I don't defend anyone calling this man names. My point is to say I'd imagine those who are most critical of his being called such things are the same ones who think it's fine to call a black conservative anything they'd like and they do.
I am white and my best friend since first grade is black.
If you could only have heard the names we were called, mostly during junior high, it would have made your hair fall out.
Neither one of us went on a shooting spree and we both turned out somewhat sane. :-)
Being called the N word or anything so general wouldn't have passed muster. Names had to leave a welt or, even better, a scar.
Name calling was an evolving situation wherein when a newer, better, more humiliating name was invented, it replaced the one currently in use.
Names of course were triggered by any apparent physical difference--a diabetic would be "Needles", a person with a missing tooth or smile that showed too much gum would be known as Gums and God forbid if any sort of genital uniqueness became known.

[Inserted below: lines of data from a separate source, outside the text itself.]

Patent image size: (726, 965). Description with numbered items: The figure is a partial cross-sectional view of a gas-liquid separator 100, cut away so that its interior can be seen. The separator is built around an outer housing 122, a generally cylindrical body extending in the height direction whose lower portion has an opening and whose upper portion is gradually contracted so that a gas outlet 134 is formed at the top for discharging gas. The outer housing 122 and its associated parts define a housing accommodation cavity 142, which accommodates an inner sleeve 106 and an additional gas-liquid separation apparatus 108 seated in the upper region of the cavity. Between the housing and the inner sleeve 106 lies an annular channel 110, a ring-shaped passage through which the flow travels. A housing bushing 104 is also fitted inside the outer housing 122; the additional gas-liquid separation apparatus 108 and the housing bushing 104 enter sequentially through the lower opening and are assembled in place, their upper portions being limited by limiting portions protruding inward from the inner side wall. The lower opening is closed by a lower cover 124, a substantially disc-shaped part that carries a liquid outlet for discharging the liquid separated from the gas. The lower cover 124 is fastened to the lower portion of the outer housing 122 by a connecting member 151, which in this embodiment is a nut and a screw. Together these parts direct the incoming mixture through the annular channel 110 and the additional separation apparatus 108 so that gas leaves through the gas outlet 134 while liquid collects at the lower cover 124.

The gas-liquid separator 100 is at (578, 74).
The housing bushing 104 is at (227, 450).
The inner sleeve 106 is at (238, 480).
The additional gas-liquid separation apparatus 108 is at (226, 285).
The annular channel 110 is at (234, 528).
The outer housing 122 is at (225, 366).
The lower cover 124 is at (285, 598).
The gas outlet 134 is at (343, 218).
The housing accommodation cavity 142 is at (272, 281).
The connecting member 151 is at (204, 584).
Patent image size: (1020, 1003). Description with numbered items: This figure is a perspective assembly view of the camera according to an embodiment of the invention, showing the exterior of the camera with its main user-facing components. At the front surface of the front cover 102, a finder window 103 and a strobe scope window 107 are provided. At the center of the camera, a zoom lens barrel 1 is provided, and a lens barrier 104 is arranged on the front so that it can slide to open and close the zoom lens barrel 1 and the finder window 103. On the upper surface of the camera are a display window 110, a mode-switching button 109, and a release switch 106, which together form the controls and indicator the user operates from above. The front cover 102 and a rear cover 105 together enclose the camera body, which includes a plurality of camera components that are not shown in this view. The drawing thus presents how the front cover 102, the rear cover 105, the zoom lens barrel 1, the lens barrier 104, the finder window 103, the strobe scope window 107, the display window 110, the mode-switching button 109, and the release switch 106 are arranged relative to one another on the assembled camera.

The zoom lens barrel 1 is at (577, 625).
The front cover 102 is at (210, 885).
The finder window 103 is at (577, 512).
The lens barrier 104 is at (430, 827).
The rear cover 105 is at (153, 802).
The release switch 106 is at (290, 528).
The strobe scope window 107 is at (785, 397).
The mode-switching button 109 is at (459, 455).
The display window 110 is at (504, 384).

The name sources extended to other family members as well. Alcoholic fathers were easy prey. Bookish older brothers and good-looking sisters too. If a guy had a sister who was "suspected" of being easy...his name was "Slutz" or "Skuzz" or "Crabs" or something much worse.

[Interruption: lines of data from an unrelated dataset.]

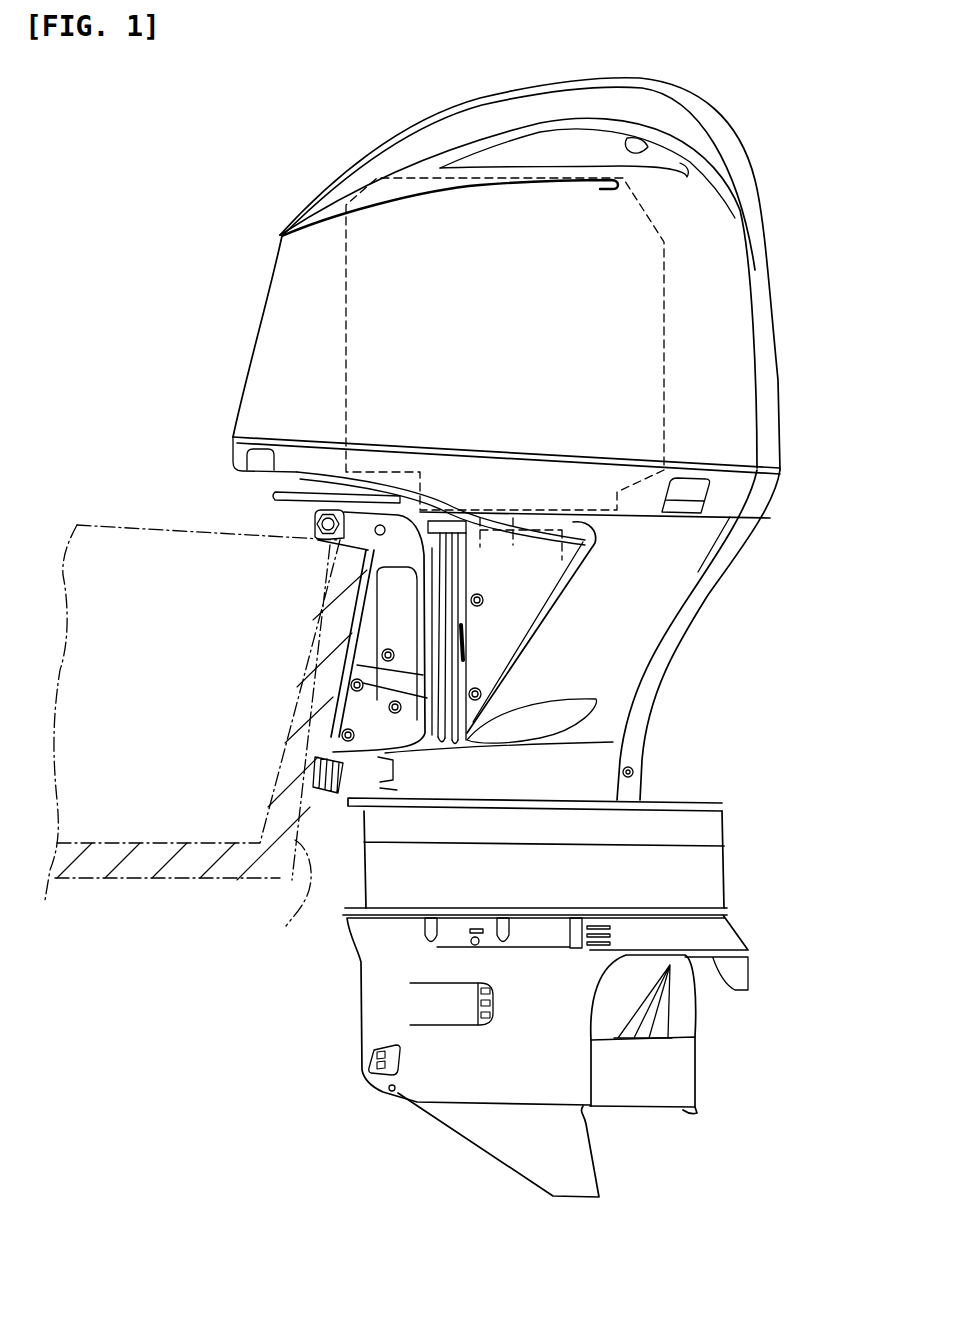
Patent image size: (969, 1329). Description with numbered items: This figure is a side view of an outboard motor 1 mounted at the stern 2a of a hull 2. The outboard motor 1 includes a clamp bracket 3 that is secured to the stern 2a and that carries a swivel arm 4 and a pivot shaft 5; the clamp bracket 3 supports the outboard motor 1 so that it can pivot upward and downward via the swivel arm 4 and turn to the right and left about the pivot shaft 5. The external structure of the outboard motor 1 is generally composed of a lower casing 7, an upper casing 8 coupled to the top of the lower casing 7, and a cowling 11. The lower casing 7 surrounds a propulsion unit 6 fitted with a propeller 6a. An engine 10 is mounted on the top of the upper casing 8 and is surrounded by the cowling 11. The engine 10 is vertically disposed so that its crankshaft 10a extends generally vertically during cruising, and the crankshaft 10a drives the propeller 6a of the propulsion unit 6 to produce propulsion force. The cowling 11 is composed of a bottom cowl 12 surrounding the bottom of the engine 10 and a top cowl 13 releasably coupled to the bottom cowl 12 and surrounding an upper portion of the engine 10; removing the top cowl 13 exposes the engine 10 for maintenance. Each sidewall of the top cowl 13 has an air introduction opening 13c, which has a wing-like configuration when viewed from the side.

The outboard motor 1 is at (795, 122).
The hull 2 is at (92, 525).
The stern 2a is at (303, 930).
The clamp bracket 3 is at (343, 663).
The swivel arm 4 is at (432, 602).
The pivot shaft 5 is at (447, 565).
The propulsion unit 6 is at (700, 1030).
The propeller 6a is at (670, 1112).
The lower casing 7 is at (362, 969).
The upper casing 8 is at (660, 712).
The engine 10 is at (343, 297).
The crankshaft 10a is at (562, 560).
The cowling 11 is at (862, 436).
The bottom cowl 12 is at (777, 498).
The top cowl 13 is at (780, 427).
The air introduction opening 13c is at (648, 147).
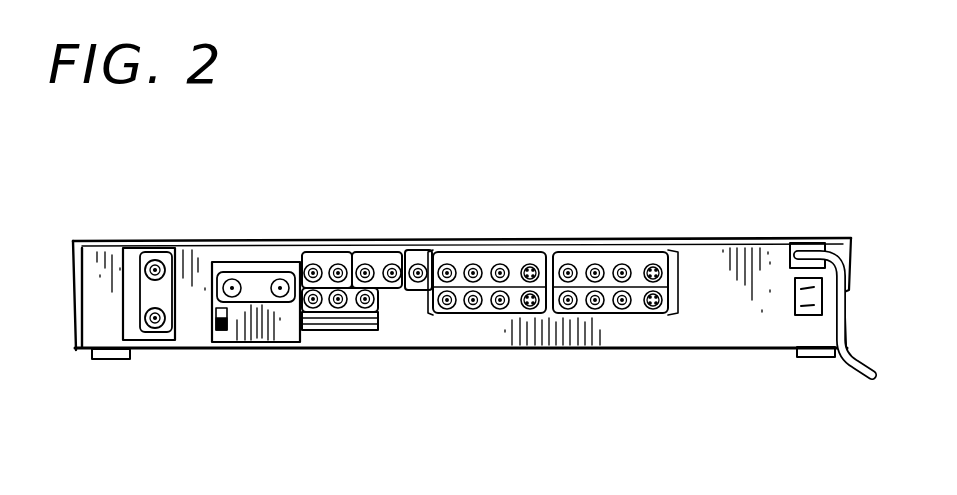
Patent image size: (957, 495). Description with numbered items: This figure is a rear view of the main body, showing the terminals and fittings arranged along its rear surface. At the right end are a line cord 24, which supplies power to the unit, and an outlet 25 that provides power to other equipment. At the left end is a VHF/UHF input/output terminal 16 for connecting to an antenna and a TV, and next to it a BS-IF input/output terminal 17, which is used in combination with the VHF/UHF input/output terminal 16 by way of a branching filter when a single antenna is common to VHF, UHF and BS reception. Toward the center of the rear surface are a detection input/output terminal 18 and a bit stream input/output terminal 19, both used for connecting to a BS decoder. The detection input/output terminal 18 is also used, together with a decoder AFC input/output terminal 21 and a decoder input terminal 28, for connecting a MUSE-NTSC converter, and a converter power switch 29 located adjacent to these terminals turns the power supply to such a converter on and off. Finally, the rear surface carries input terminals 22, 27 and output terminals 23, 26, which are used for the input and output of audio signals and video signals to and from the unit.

I had a friend whose father was a judge--this kid was first named "Cash" but that evolved into "Bags "(payoffs thought to be delivered in brown paper bags). The last name I remember for that kid was the truncated name of a rapist who allegedly delivered a bag of cash in return for his freedom. We all thought the judge had to be a crook because the kid was so devastated by the name calling.
Whatever the names, they had to be painfully true such that they were deeply humiliating. Somehow we knew (well I knew anyway) that facing this deep humiliation could lead to strength of character...a kind of psychotic boot camp.

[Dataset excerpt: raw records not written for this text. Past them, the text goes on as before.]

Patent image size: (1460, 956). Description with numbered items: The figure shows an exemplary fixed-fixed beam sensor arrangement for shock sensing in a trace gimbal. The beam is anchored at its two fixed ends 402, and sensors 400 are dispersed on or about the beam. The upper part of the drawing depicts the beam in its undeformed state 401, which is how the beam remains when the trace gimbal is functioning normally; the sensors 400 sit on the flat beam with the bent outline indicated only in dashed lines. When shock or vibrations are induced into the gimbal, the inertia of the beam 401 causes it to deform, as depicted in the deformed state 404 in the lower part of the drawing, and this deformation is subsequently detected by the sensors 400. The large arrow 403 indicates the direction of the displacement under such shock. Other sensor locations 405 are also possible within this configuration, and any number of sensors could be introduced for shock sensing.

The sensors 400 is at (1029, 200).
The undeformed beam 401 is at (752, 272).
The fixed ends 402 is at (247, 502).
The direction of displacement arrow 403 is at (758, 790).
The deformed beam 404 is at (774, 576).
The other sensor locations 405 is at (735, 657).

The only triggers off limits for name derivation were mothers...and I think that was because, first, such could get you killed (particularly by some mamma's boy who went wacko under the pressure) and, second, because it might get back to someone's mother and then back to your own...mothers just developed into a kind of DMZ that was understood and accepted by everyone.
Name assignment was also a powerful way for the smart, little kids to level the playing field with the older, bigger guys. It also helped the smaller kids develop their capacity for creativity by inventing names that could cause/demand the big guys to give them respect...and it helped in developing fleetness of foot and agility on the playground (as in fleeing the scene before getting a @sswhupping).
In the final analysis, the Fort Hood shooter must have grown up in a very deprived environment if he thought "camel jockey" was bad. The kids in my neighborhood would have been a great help in his "growth" process.